TALLAHASSEE - President George W. Bush raced the insurance adjusters to the scenes of the three hurricanes that have struck Florida this season. The people of western North Carolina are still waiting for him, even though they were hit nearly as hard by Frances and Ivan. 

Is that because North Carolina's electoral votes are in the bag for him while Florida's are not?

The nation that brags the loudest about democracy has become one of its worst examples. No emerging democracy wants to do as we do.

When black South Africans finally won the right to vote, they waited happily in lines that seemed to stretch for miles. It is impossible to imagine Americans doing that. What would be the point? 

The winner-take-all evil of the Electoral College makes it as useless for Republicans to vote for president in California, Massachusetts, Rhode Island or New York as for Democrats to do so in Texas, Kansas, Wyoming or Utah. 

At day's end Nov. 2, their votes may have been counted, but they won't count where it matters: in the electoral vote. 

Eighteen times, this archaic system has produced a president with less than a majority of the total popular vote. Four of those times, the candidate with the most votes lost. That chapter of history should have ended when the 19th century did, but it happened again just four years ago. 

As for "electing" the U.S. House of Representatives, the Economist - a British journal, I should point out - neatly summed it up this week under the headline, "Pyongyang on the Potomac?" All but 29 of the 435 seats were decided when the district maps were drawn.

The most important election this year is about making the right to vote mean something again. It's the referendum on a Colorado initiative, Amendment 36, that would split the state's nine electoral votes in proportion to the popular vote, starting now. 

Colorado is considered a safe state for Bush, so the likely result of Amendment 36, if it passes, would be to award five electoral votes to him and four to John Kerry. Had that been in force four years ago, "Re-elect Gore in 2004" would be more than a sardonic complaint.

The race does not look so close this time, so the immediate consequence of Amendment 36 would more likely be to set the most encouraging example since Michigan Democrats installed proportional voting in 1892, only to see the Republicans erase it four years later.

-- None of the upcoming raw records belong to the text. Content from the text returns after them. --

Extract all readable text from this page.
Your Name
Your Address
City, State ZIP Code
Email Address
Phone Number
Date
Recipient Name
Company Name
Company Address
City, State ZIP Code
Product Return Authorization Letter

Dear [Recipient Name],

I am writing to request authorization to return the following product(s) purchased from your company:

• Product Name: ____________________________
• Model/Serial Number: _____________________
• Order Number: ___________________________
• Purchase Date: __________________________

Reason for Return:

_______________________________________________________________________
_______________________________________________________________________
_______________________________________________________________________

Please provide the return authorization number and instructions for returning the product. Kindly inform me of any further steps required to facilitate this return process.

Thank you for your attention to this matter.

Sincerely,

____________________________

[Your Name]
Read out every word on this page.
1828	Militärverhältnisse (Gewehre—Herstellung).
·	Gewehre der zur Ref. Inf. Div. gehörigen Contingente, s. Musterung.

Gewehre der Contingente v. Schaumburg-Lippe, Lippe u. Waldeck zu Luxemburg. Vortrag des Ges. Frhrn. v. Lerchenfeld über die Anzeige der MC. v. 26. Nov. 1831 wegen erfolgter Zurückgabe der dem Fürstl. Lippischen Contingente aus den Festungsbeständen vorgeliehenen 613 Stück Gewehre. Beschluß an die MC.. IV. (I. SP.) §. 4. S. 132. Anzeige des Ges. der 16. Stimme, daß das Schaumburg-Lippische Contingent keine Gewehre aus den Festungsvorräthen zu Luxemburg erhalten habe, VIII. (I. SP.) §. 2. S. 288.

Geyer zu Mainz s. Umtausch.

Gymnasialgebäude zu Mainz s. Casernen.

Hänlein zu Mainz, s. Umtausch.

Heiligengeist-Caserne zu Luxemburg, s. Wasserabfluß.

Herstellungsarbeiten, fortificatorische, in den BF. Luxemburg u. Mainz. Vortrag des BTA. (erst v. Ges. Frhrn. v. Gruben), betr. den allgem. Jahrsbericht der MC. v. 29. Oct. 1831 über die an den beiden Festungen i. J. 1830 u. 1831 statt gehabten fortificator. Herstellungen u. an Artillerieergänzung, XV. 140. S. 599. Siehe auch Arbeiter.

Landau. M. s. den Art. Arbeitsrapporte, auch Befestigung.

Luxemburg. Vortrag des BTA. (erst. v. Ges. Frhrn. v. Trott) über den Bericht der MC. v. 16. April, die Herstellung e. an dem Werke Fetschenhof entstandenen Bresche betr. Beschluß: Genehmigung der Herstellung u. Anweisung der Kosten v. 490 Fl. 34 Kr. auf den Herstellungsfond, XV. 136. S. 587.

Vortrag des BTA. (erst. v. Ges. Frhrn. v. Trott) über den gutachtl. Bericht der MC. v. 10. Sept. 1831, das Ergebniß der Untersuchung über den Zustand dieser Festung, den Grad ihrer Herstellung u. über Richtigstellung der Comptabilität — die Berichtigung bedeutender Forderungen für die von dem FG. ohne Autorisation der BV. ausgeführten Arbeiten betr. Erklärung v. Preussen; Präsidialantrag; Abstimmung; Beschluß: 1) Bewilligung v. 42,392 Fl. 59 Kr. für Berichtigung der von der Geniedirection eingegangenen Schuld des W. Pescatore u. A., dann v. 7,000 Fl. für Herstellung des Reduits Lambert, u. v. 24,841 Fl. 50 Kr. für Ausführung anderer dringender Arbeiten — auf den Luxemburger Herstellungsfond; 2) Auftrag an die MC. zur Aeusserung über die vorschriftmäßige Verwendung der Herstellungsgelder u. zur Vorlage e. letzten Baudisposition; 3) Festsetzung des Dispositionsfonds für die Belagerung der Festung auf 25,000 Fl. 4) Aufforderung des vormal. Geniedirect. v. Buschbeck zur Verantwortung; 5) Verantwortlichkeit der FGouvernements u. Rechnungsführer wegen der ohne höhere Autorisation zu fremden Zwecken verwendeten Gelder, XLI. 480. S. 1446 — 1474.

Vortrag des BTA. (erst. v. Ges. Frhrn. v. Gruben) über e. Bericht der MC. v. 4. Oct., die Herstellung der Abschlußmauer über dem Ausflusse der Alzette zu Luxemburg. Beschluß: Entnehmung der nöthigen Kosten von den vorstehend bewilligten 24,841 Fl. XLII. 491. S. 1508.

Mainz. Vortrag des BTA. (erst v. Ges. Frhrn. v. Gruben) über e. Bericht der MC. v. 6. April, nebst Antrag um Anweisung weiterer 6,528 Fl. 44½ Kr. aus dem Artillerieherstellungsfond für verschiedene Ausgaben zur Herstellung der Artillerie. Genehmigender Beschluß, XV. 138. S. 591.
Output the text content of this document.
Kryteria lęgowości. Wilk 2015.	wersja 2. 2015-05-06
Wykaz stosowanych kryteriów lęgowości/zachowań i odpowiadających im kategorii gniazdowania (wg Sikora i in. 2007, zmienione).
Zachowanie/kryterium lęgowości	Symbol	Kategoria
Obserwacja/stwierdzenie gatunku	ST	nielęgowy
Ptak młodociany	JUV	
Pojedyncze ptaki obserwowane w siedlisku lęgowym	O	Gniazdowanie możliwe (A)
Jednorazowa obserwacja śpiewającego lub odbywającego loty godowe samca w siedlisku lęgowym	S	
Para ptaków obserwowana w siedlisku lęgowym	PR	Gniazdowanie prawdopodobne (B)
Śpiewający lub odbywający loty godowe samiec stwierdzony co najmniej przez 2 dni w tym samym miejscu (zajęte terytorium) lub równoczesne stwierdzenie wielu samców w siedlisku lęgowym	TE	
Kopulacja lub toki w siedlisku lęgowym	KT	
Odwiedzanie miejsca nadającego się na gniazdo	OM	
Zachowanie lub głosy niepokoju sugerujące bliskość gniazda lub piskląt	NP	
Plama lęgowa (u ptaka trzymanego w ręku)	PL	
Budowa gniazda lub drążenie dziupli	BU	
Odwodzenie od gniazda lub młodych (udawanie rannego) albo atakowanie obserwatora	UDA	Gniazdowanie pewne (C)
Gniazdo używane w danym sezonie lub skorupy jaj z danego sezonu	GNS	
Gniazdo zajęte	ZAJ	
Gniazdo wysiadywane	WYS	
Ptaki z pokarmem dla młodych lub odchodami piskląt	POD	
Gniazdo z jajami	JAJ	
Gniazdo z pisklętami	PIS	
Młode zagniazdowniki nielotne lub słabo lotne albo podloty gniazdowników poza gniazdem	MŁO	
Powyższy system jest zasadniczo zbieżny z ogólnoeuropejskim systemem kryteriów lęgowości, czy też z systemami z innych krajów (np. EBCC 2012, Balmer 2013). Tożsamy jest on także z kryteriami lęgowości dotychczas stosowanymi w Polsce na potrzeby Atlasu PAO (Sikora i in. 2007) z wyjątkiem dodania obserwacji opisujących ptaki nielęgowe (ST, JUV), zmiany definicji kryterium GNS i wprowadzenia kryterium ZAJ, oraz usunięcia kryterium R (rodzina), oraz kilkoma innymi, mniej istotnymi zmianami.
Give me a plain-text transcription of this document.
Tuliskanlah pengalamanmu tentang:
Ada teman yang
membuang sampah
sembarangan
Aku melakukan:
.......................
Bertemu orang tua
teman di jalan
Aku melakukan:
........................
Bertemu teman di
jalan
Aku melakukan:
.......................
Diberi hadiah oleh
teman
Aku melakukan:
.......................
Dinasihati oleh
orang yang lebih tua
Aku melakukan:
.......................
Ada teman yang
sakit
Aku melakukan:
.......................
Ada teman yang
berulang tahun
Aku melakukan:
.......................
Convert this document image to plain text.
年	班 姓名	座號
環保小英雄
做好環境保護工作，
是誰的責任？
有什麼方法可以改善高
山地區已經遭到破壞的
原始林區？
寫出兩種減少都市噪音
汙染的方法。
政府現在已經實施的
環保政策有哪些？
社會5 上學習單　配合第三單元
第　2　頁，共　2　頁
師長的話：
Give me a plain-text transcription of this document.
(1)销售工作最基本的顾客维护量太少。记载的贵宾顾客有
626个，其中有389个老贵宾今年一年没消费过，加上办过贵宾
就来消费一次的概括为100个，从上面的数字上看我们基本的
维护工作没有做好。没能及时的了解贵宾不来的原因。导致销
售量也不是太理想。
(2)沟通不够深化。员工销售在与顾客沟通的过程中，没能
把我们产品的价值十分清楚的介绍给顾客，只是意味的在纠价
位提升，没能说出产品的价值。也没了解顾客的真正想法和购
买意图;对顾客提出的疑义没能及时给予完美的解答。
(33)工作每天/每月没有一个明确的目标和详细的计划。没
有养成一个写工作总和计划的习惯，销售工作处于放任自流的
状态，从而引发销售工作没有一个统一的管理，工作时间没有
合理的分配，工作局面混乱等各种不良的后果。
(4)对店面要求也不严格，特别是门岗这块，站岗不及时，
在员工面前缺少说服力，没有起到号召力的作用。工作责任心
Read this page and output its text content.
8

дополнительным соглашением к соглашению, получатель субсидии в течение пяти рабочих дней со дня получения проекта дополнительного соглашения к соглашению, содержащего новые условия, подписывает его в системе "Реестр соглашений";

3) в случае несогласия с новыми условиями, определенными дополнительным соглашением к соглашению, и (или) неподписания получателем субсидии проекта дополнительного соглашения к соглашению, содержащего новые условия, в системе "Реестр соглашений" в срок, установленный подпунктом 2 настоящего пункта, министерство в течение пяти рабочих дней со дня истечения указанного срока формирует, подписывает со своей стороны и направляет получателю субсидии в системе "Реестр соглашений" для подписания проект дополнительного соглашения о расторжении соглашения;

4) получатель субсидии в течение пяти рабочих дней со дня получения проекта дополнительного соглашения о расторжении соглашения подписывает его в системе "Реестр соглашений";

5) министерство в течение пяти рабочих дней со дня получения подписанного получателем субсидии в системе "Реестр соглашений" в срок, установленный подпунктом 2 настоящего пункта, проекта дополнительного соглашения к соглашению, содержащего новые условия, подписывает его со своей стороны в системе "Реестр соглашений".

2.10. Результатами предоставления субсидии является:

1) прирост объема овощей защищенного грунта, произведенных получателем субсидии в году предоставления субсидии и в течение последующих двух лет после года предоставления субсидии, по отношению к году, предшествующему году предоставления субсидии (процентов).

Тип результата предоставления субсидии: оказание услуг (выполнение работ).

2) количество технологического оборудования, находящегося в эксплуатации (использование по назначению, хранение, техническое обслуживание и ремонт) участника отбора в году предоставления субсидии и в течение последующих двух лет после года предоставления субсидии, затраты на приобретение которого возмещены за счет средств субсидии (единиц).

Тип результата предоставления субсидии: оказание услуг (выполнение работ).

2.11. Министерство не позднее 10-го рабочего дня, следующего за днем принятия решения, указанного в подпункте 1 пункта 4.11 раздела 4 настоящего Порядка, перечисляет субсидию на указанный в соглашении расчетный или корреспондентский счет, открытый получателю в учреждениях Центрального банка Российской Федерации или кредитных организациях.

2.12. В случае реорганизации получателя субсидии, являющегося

But if the presidency should hang on a split vote in Colorado, the final call would be made once again by an unelected elite for whom the framers never envisioned a role when they provided for indirect election of the president. It would depend as it did four years ago on the doubtful integrity of the Rehnquist majority of the U.S. Supreme Court.

The Constitution says that electors will be chosen in whatever manner the state legislatures decide. For a time, as many as nine legislatures chose them directly, not bothering with any popular vote. Colorado's legislature has chosen winner-take-all popular election, the same as all other states but Nebraska and Maine. If Colorado's voters decide otherwise, the question would be whether the U.S. Constitution allows them to. 

It happens, however, that Colorado's own Constitution specifically empowers the people to act as their own legislature through the initiative process. It would be enormously arrogant of the Supreme Court to ignore that, though after Bush vs. Gore, anything is possible. 

This may be why Colorado was chosen for the test. By all accounts, the people there are not nearly as concerned about what the Supreme Court might do as all of us non-Colorado commentators seem to be. The main opposition group calls itself Coloradans Against A Really Stupid Idea, which in my book is a stupid name that's based on the stupid argument that Colorado no longer would be worth fighting over if the winner couldn't win it all. The same was said of awarding electoral votes by congressional district, which is why only there are only two small, sensible states that do. 

But if you think about it, proportional representation would make every state worth fighting for. Not just every state, but every part of every state. That's because the proportional allocation would be in rounded whole numbers, which could be affected, one elector here and another there, by shifts of only a few hundred popular votes. 

What's even more important is that everyone's vote would count.

An obvious risk is that some minor candidate could earn enough electoral votes to put the election into the House of Representatives. That could hardly be worse, however, than to continue casting so many millions of votes that, however accurately they are counted, won't really count at all.